The Australasian Shoveler is a species of duck that can be commonly found in heavily vegetated swamps in southwestern and southeastern Australia, Tasmania and New Zealand. The species, Australasian Shoveler, is aptly named after their large shovel-shaped bill. These birds use these large bills which are equipped with fine hair-like components which strain the water and mud for food including tiny creatures including insects, crustaceans and seeds while it swims.
This specimen is part of a collection of almost 200 animal specimens that were originally acquired as skins from various institutions across Australia, including the Australian Museum in Sydney and the National Museum of Victoria (known as Museums Victoria since 1983), as well as individuals such as amateur anthropologist Reynell Eveleigh Johns between 1860-1880. These skins were then mounted by members of the Burke Museum Committee and put-on display in the formal space of the Museum’s original exhibition hall where they continue to be on display. This display of taxidermy mounts initially served to instruct visitors to the Burke Museum of the natural world around them, today it serves as an insight into the collecting habits of the 19th century.
This specimen is part of a significant and rare taxidermy mount collection in the Burke Museum. This collection is scientifically and culturally important for reminding us of how science continues to shape our understanding of the modern world. They demonstrate a capacity to hold evidence of how Australia’s fauna history existed in the past and are potentially important for future environmental research.
This collection continues to be on display in the Museum and has become a key part to interpreting the collecting habits of the 19th century.

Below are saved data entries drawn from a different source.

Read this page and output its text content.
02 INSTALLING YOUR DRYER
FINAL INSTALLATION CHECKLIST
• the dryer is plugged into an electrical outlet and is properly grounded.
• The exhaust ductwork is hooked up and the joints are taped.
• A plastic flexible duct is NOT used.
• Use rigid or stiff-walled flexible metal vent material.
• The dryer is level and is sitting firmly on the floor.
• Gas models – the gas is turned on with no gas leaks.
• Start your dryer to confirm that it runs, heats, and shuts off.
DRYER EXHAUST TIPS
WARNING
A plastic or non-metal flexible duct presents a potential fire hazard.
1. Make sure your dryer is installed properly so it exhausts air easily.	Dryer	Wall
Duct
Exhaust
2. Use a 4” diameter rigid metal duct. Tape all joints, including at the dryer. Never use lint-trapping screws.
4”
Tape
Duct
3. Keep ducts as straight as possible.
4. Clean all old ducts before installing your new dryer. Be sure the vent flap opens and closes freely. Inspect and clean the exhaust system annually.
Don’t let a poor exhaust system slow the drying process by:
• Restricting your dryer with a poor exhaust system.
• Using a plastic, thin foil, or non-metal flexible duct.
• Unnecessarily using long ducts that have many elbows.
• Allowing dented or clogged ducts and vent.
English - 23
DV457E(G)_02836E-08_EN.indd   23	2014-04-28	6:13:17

This Australasian Shoveler is a species of low-floating duck with a dark head and brown plumage. The rear of this specimen is a dark brown, with mixed white and brown colouring on the upper torso. The underparts of this bird are brown and orange. The specimen has glass eyes made in an amber colour. The Shoveler is standing on a wooden platform which is labelled number 136. Amongst the feathers on the wings, this bird has a green coloured feather. The legs of the Shoveler would have once been a bright orange; however, the legs of this specimen have darkened in colour throughout the taxidermy process. This bird has a large bill shaped like a shovel from which the name "Shoveler" has been derived.